C’est ce qui se passe partout. C’est du moins ce que voudrait imposer le gouvernement.
Non, ce n’est pas une rentrée scolaire. C’est du gardiennage bricolé localement au profit du patronat.
C’est la destruction du métier d’enseignant, au préjudice des conditions sanitaires qui ne sont pas garanties.
Comme le dit une enseignante sur une chaîne de télé : « Mon métier, c’est de transmettre le savoir, pas de faire de la garderie pour que les parents aillent au travail. »

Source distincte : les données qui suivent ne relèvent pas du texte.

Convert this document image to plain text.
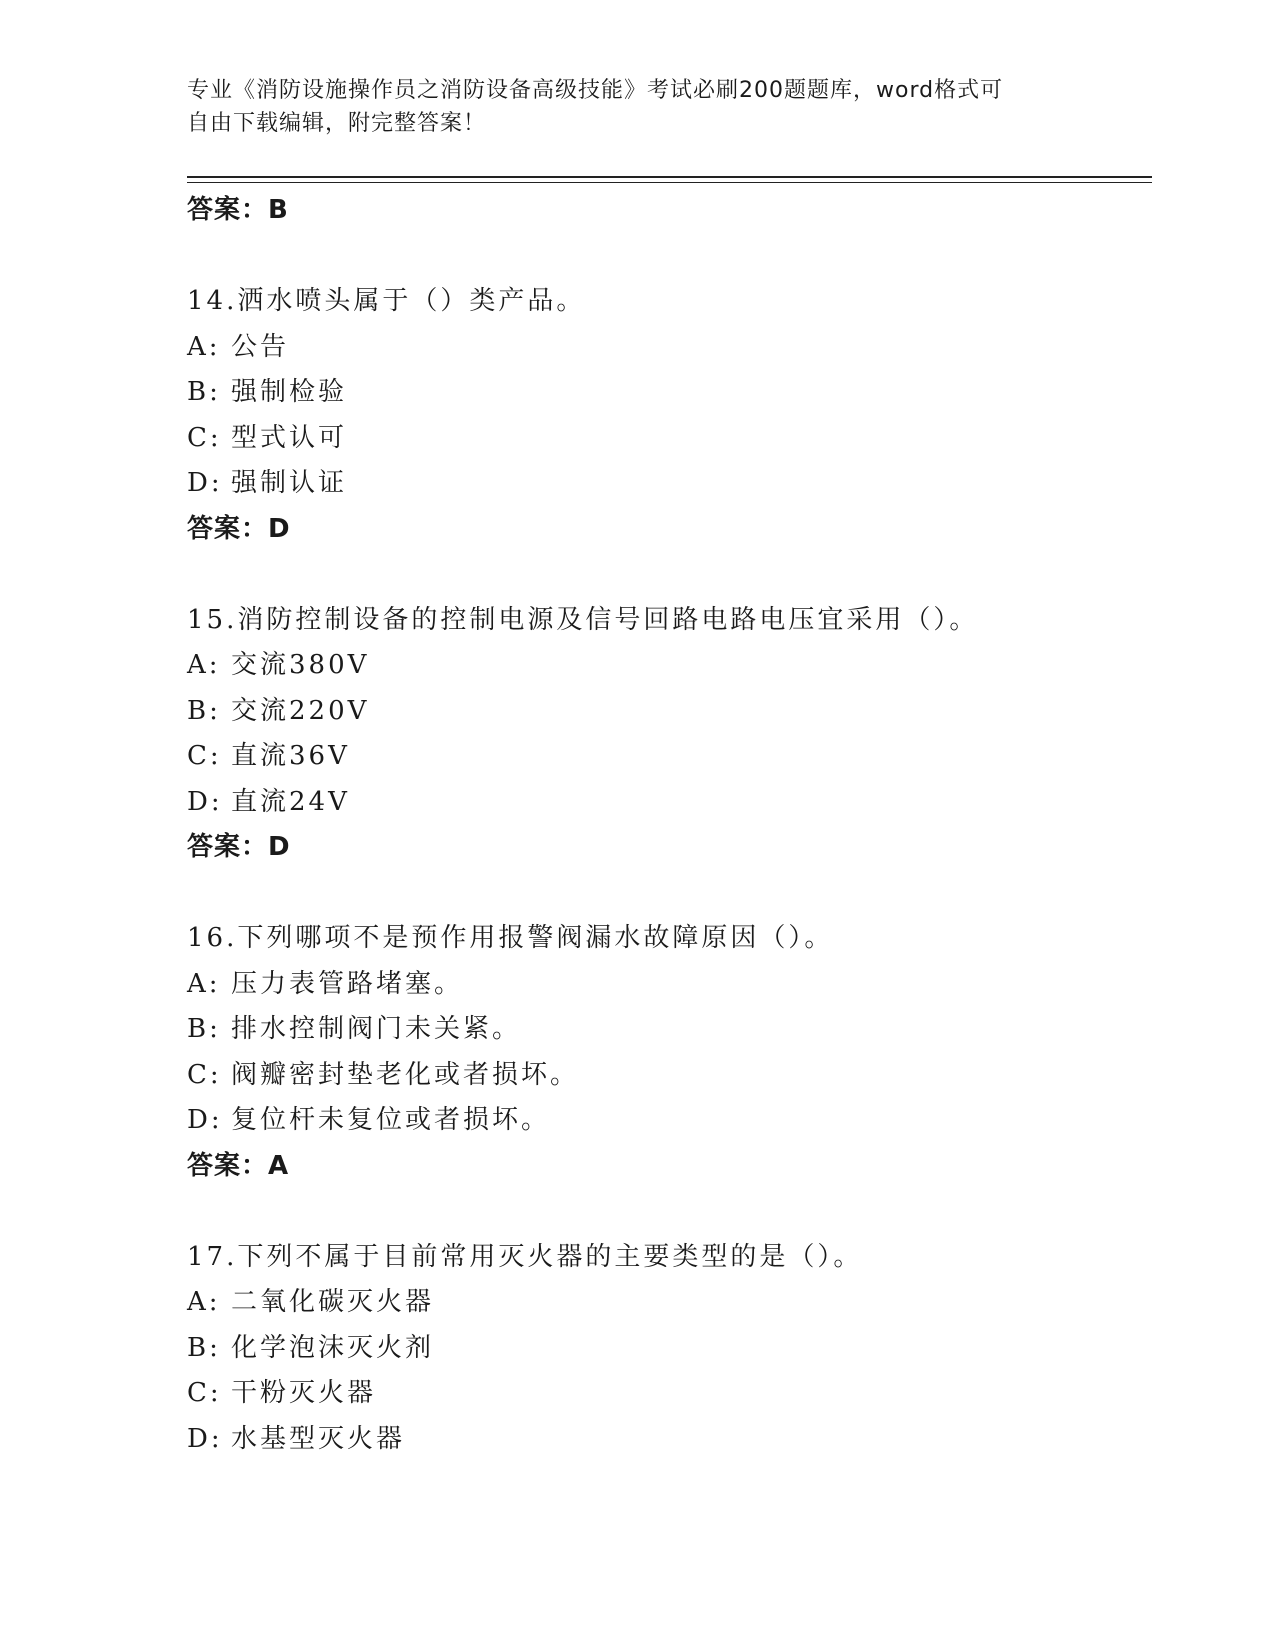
专业《消防设施操作员之消防设备高级技能》考试必刷200题题库，word格式可
自由下载编辑，附完整答案！
答案：B
14.洒水喷头属于（）类产品。
A: 公告
B: 强制检验
C: 型式认可
D: 强制认证
答案：D
15.消防控制设备的控制电源及信号回路电路电压宜采用（）。
A: 交流380V
B: 交流220V
C: 直流36V
D: 直流24V
答案：D
16.下列哪项不是预作用报警阀漏水故障原因（）。
A: 压力表管路堵塞。
B: 排水控制阀门未关紧。
C: 阀瓣密封垫老化或者损坏。
D: 复位杆未复位或者损坏。
答案：A
17.下列不属于目前常用灭火器的主要类型的是（）。
A: 二氧化碳灭火器
B: 化学泡沫灭火剂
C: 干粉灭火器
D: 水基型灭火器
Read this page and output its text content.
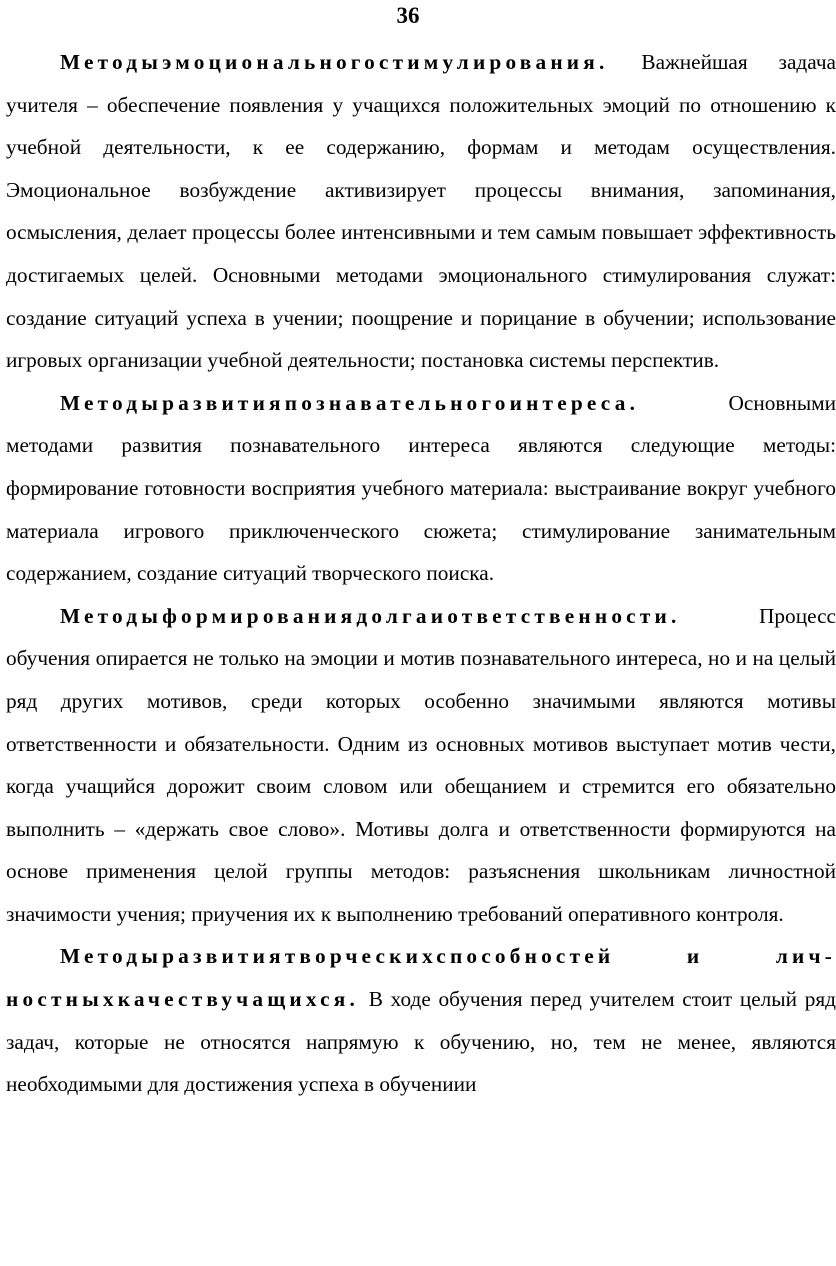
36

Методыэмоциональногостимулирования. Важнейшая задача учителя – обеспечение появления у учащихся положительных эмоций по отношению к учебной деятельности, к ее содержанию, формам и методам осуществления. Эмоциональное возбуждение активизирует процессы внимания, запоминания, осмысления, делает процессы более интенсивными и тем самым повышает эффективность достигаемых целей. Основными методами эмоционального стимулирования служат: создание ситуаций успеха в учении; поощрение и порицание в обучении; использование игровых организации учебной деятельности; постановка системы перспектив.

Методыразвитияпознавательногоинтереса.	Основными методами развития познавательного интереса являются следующие методы: формирование готовности восприятия учебного материала: выстраивание вокруг учебного материала игрового приключенческого сюжета; стимулирование занимательным содержанием, создание ситуаций творческого поиска.

Методыформированиядолгаиответственности.	Процесс обучения опирается не только на эмоции и мотив познавательного интереса, но и на целый ряд других мотивов, среди которых особенно значимыми являются мотивы ответственности и обязательности. Одним из основных мотивов выступает мотив чести, когда учащийся дорожит своим словом или обещанием и стремится его обязательно выполнить – «держать свое слово». Мотивы долга и ответственности формируются на основе применения целой группы методов: разъяснения школьникам личностной значимости учения; приучения их к выполнению требований оперативного контроля.

Методыразвитиятворческихспособностей и лич-ностныхкачествучащихся. В ходе обучения перед учителем стоит целый ряд задач, которые не относятся напрямую к обучению, но, тем не менее, являются необходимыми для достижения успеха в обучениии
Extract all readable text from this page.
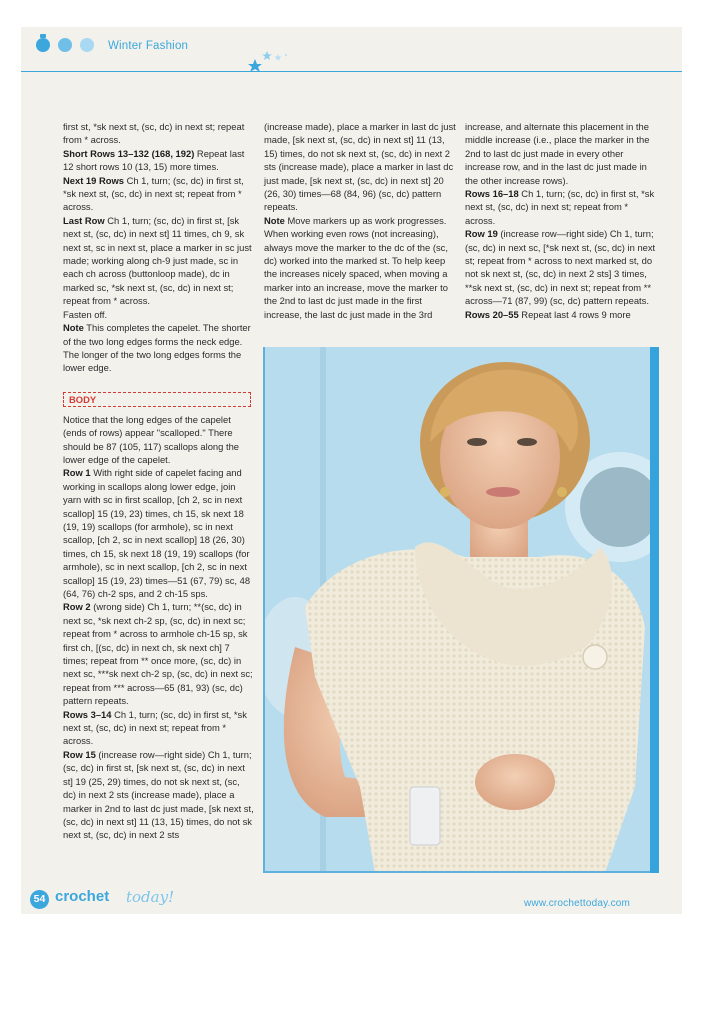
Winter Fashion

first st, *sk next st, (sc, dc) in next st; repeat from * across.

Short Rows 13–132 (168, 192) Repeat last 12 short rows 10 (13, 15) more times.

Next 19 Rows Ch 1, turn; (sc, dc) in first st, *sk next st, (sc, dc) in next st; repeat from * across.

Last Row Ch 1, turn; (sc, dc) in first st, [sk next st, (sc, dc) in next st] 11 times, ch 9, sk next st, sc in next st, place a marker in sc just made; working along ch-9 just made, sc in each ch across (buttonloop made), dc in marked sc, *sk next st, (sc, dc) in next st; repeat from * across.

Fasten off.

Note This completes the capelet. The shorter of the two long edges forms the neck edge. The longer of the two long edges forms the lower edge.

BODY

Notice that the long edges of the capelet (ends of rows) appear "scalloped." There should be 87 (105, 117) scallops along the lower edge of the capelet.

Row 1 With right side of capelet facing and working in scallops along lower edge, join yarn with sc in first scallop, [ch 2, sc in next scallop] 15 (19, 23) times, ch 15, sk next 18 (19, 19) scallops (for armhole), sc in next scallop, [ch 2, sc in next scallop] 18 (26, 30) times, ch 15, sk next 18 (19, 19) scallops (for armhole), sc in next scallop, [ch 2, sc in next scallop] 15 (19, 23) times—51 (67, 79) sc, 48 (64, 76) ch-2 sps, and 2 ch-15 sps.

Row 2 (wrong side) Ch 1, turn; **(sc, dc) in next sc, *sk next ch-2 sp, (sc, dc) in next sc; repeat from * across to armhole ch-15 sp, sk first ch, [(sc, dc) in next ch, sk next ch] 7 times; repeat from ** once more, (sc, dc) in next sc, ***sk next ch-2 sp, (sc, dc) in next sc; repeat from *** across—65 (81, 93) (sc, dc) pattern repeats.

Rows 3–14 Ch 1, turn; (sc, dc) in first st, *sk next st, (sc, dc) in next st; repeat from * across.

Row 15 (increase row—right side) Ch 1, turn; (sc, dc) in first st, [sk next st, (sc, dc) in next st] 19 (25, 29) times, do not sk next st, (sc, dc) in next 2 sts (increase made), place a marker in 2nd to last dc just made, [sk next st, (sc, dc) in next st] 11 (13, 15) times, do not sk next st, (sc, dc) in next 2 sts

(increase made), place a marker in last dc just made, [sk next st, (sc, dc) in next st] 11 (13, 15) times, do not sk next st, (sc, dc) in next 2 sts (increase made), place a marker in last dc just made, [sk next st, (sc, dc) in next st] 20 (26, 30) times—68 (84, 96) (sc, dc) pattern repeats.

Note Move markers up as work progresses. When working even rows (not increasing), always move the marker to the dc of the (sc, dc) worked into the marked st. To help keep the increases nicely spaced, when moving a marker into an increase, move the marker to the 2nd to last dc just made in the first increase, the last dc just made in the 3rd

increase, and alternate this placement in the middle increase (i.e., place the marker in the 2nd to last dc just made in every other increase row, and in the last dc just made in the other increase rows).

Rows 16–18 Ch 1, turn; (sc, dc) in first st, *sk next st, (sc, dc) in next st; repeat from * across.

Row 19 (increase row—right side) Ch 1, turn; (sc, dc) in next sc, [*sk next st, (sc, dc) in next st; repeat from * across to next marked st, do not sk next st, (sc, dc) in next 2 sts] 3 times, **sk next st, (sc, dc) in next st; repeat from ** across—71 (87, 99) (sc, dc) pattern repeats.

Rows 20–55 Repeat last 4 rows 9 more

54 crochet today!	www.crochettoday.com
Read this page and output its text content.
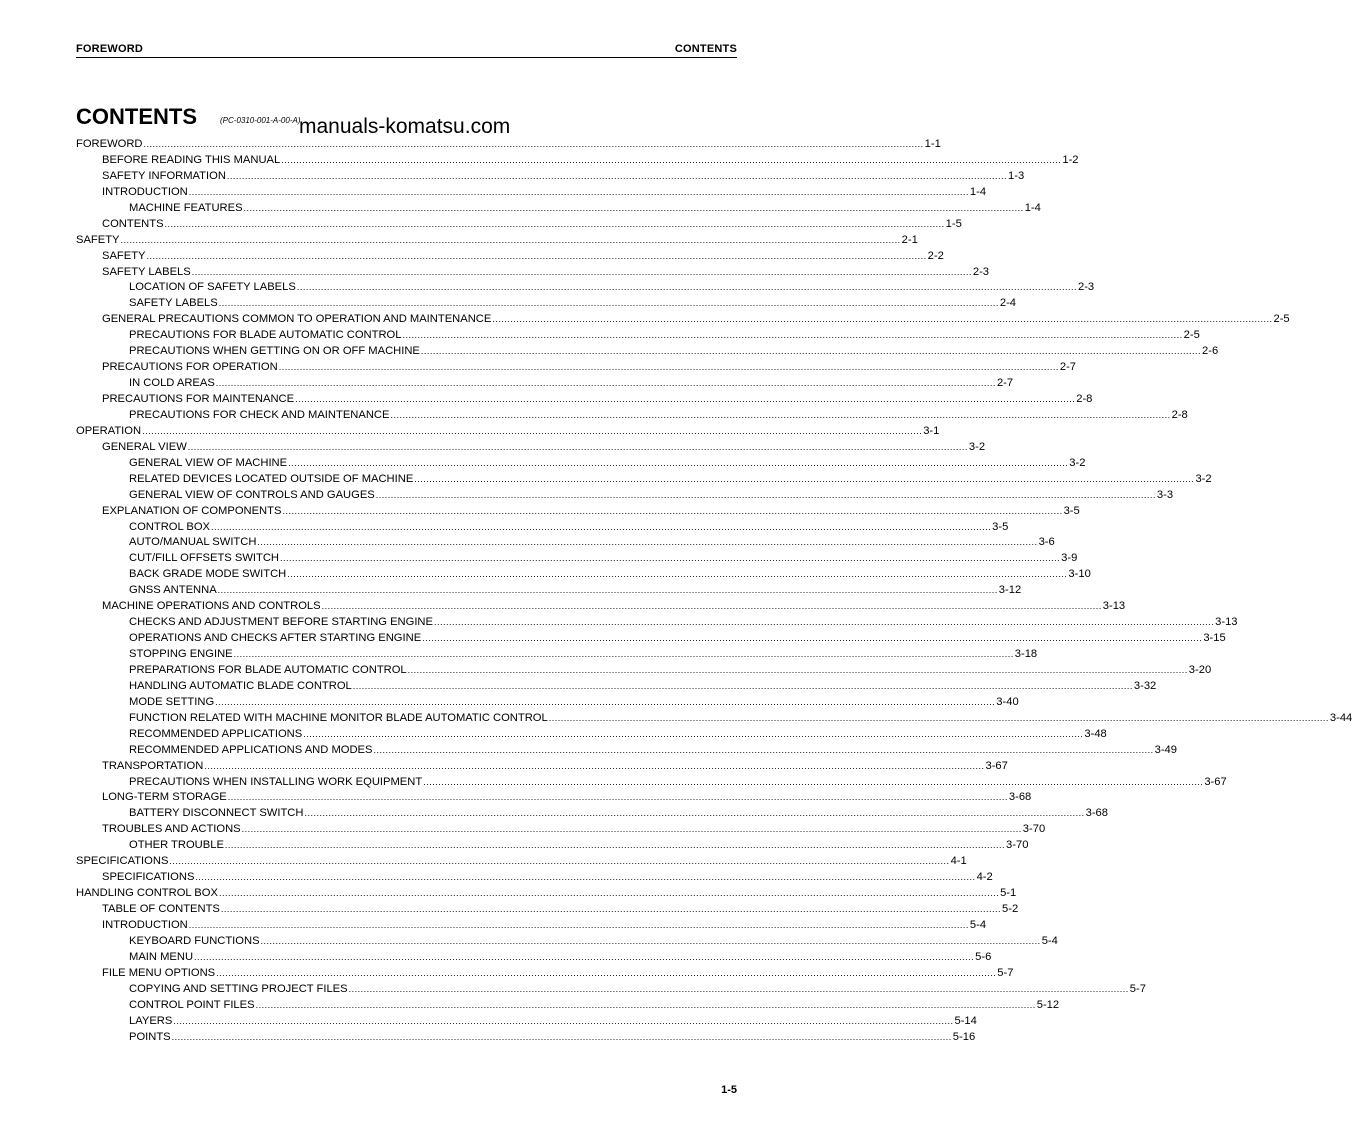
FOREWORD	CONTENTS
CONTENTS	(PC-0310-001-A-00-A)
manuals-komatsu.com
FOREWORD .................................................................................................................................................................................................................................................................... 1-1
BEFORE READING THIS MANUAL .................................................................................................................................................................................................................................................................... 1-2
SAFETY INFORMATION .................................................................................................................................................................................................................................................................... 1-3
INTRODUCTION .................................................................................................................................................................................................................................................................... 1-4
MACHINE FEATURES .................................................................................................................................................................................................................................................................... 1-4
CONTENTS .................................................................................................................................................................................................................................................................... 1-5
SAFETY .................................................................................................................................................................................................................................................................... 2-1
SAFETY .................................................................................................................................................................................................................................................................... 2-2
SAFETY LABELS .................................................................................................................................................................................................................................................................... 2-3
LOCATION OF SAFETY LABELS .................................................................................................................................................................................................................................................................... 2-3
SAFETY LABELS .................................................................................................................................................................................................................................................................... 2-4
GENERAL PRECAUTIONS COMMON TO OPERATION AND MAINTENANCE .................................................................................................................................................................................................................................................................... 2-5
PRECAUTIONS FOR BLADE AUTOMATIC CONTROL .................................................................................................................................................................................................................................................................... 2-5
PRECAUTIONS WHEN GETTING ON OR OFF MACHINE .................................................................................................................................................................................................................................................................... 2-6
PRECAUTIONS FOR OPERATION .................................................................................................................................................................................................................................................................... 2-7
IN COLD AREAS .................................................................................................................................................................................................................................................................... 2-7
PRECAUTIONS FOR MAINTENANCE .................................................................................................................................................................................................................................................................... 2-8
PRECAUTIONS FOR CHECK AND MAINTENANCE .................................................................................................................................................................................................................................................................... 2-8
OPERATION .................................................................................................................................................................................................................................................................... 3-1
GENERAL VIEW .................................................................................................................................................................................................................................................................... 3-2
GENERAL VIEW OF MACHINE .................................................................................................................................................................................................................................................................... 3-2
RELATED DEVICES LOCATED OUTSIDE OF MACHINE .................................................................................................................................................................................................................................................................... 3-2
GENERAL VIEW OF CONTROLS AND GAUGES .................................................................................................................................................................................................................................................................... 3-3
EXPLANATION OF COMPONENTS .................................................................................................................................................................................................................................................................... 3-5
CONTROL BOX .................................................................................................................................................................................................................................................................... 3-5
AUTO/MANUAL SWITCH .................................................................................................................................................................................................................................................................... 3-6
CUT/FILL OFFSETS SWITCH .................................................................................................................................................................................................................................................................... 3-9
BACK GRADE MODE SWITCH .................................................................................................................................................................................................................................................................... 3-10
GNSS ANTENNA .................................................................................................................................................................................................................................................................... 3-12
MACHINE OPERATIONS AND CONTROLS .................................................................................................................................................................................................................................................................... 3-13
CHECKS AND ADJUSTMENT BEFORE STARTING ENGINE .................................................................................................................................................................................................................................................................... 3-13
OPERATIONS AND CHECKS AFTER STARTING ENGINE .................................................................................................................................................................................................................................................................... 3-15
STOPPING ENGINE .................................................................................................................................................................................................................................................................... 3-18
PREPARATIONS FOR BLADE AUTOMATIC CONTROL .................................................................................................................................................................................................................................................................... 3-20
HANDLING AUTOMATIC BLADE CONTROL .................................................................................................................................................................................................................................................................... 3-32
MODE SETTING .................................................................................................................................................................................................................................................................... 3-40
FUNCTION RELATED WITH MACHINE MONITOR BLADE AUTOMATIC CONTROL .................................................................................................................................................................................................................................................................... 3-44
RECOMMENDED APPLICATIONS .................................................................................................................................................................................................................................................................... 3-48
RECOMMENDED APPLICATIONS AND MODES .................................................................................................................................................................................................................................................................... 3-49
TRANSPORTATION .................................................................................................................................................................................................................................................................... 3-67
PRECAUTIONS WHEN INSTALLING WORK EQUIPMENT .................................................................................................................................................................................................................................................................... 3-67
LONG-TERM STORAGE .................................................................................................................................................................................................................................................................... 3-68
BATTERY DISCONNECT SWITCH .................................................................................................................................................................................................................................................................... 3-68
TROUBLES AND ACTIONS .................................................................................................................................................................................................................................................................... 3-70
OTHER TROUBLE .................................................................................................................................................................................................................................................................... 3-70
SPECIFICATIONS .................................................................................................................................................................................................................................................................... 4-1
SPECIFICATIONS .................................................................................................................................................................................................................................................................... 4-2
HANDLING CONTROL BOX .................................................................................................................................................................................................................................................................... 5-1
TABLE OF CONTENTS .................................................................................................................................................................................................................................................................... 5-2
INTRODUCTION .................................................................................................................................................................................................................................................................... 5-4
KEYBOARD FUNCTIONS .................................................................................................................................................................................................................................................................... 5-4
MAIN MENU .................................................................................................................................................................................................................................................................... 5-6
FILE MENU OPTIONS .................................................................................................................................................................................................................................................................... 5-7
COPYING AND SETTING PROJECT FILES .................................................................................................................................................................................................................................................................... 5-7
CONTROL POINT FILES .................................................................................................................................................................................................................................................................... 5-12
LAYERS .................................................................................................................................................................................................................................................................... 5-14
POINTS .................................................................................................................................................................................................................................................................... 5-16
1-5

Devant ce qui n’a rien à voir avec une rentrée scolaire, nombre de maires refusent d’en porter la responsabilité et le Sénat a voté un amendement les en dégageant.
Après la destruction des hôpitaux, après les millions d’emplois menacés de destruction et le sabotage de deux mois d’école du fait d’un confinement de plus en plus contesté, c’est maintenant un pas de plus de ce gouvernement pour détruire l’école et le droit à
l’instruction.
La preuve : tous les élèves ne sont pas concernés.
Le droit à l’instruction, c’est que tous les élèves puissent aller à l’école pour recevoir l’instruction qui leur est due. Foulant aux pieds les obligations qui sont celles de l’école publique, le gouvernement se décharge de ses responsabilités sur les parents et leur dit : « Décidez vous-mêmes. »
Il place les parents devant un choix impossible : ou bien placer ses enfants dans ce qui n’a plus rien à voir avec l’école, sans savoir si les conditions de santé seront garanties ; ou bien, si on le peut, les garder à la maison.
Quoi qu’on fasse, le gouvernement a donc décidé que tous les enfants seront privés d’école et d’instruction.
En multipliant prises de position, déclarations, pétitions, des milliers de parents, d’enseignants avec leurs syndicats, refusent ce chaos. Pour que les écoles puissent
rouvrir, ils exigent que les conditions de sécurité (le dépistage systématique, les masques...) soient réunies, que l’école reste l’école et qu’elle ne soit pas transformée
en garderie.

Comme les personnels hospitaliers qui refusent la destruction du service public de santé
et ses conséquences meurtrières, comme les personnels de Sécu qui refusent de fliquer les malades du Covid 19 et leurs contacts, les parents, les enseignants, les maires qui refusent l’imposture de la réouverture voulue par le gouvernement ont raison !
Ils exigent, ils se battent, ils s’organisent pour que les conditions de la reprise de l’école
soient assurées : il en va de la défense du droit à l’instruction !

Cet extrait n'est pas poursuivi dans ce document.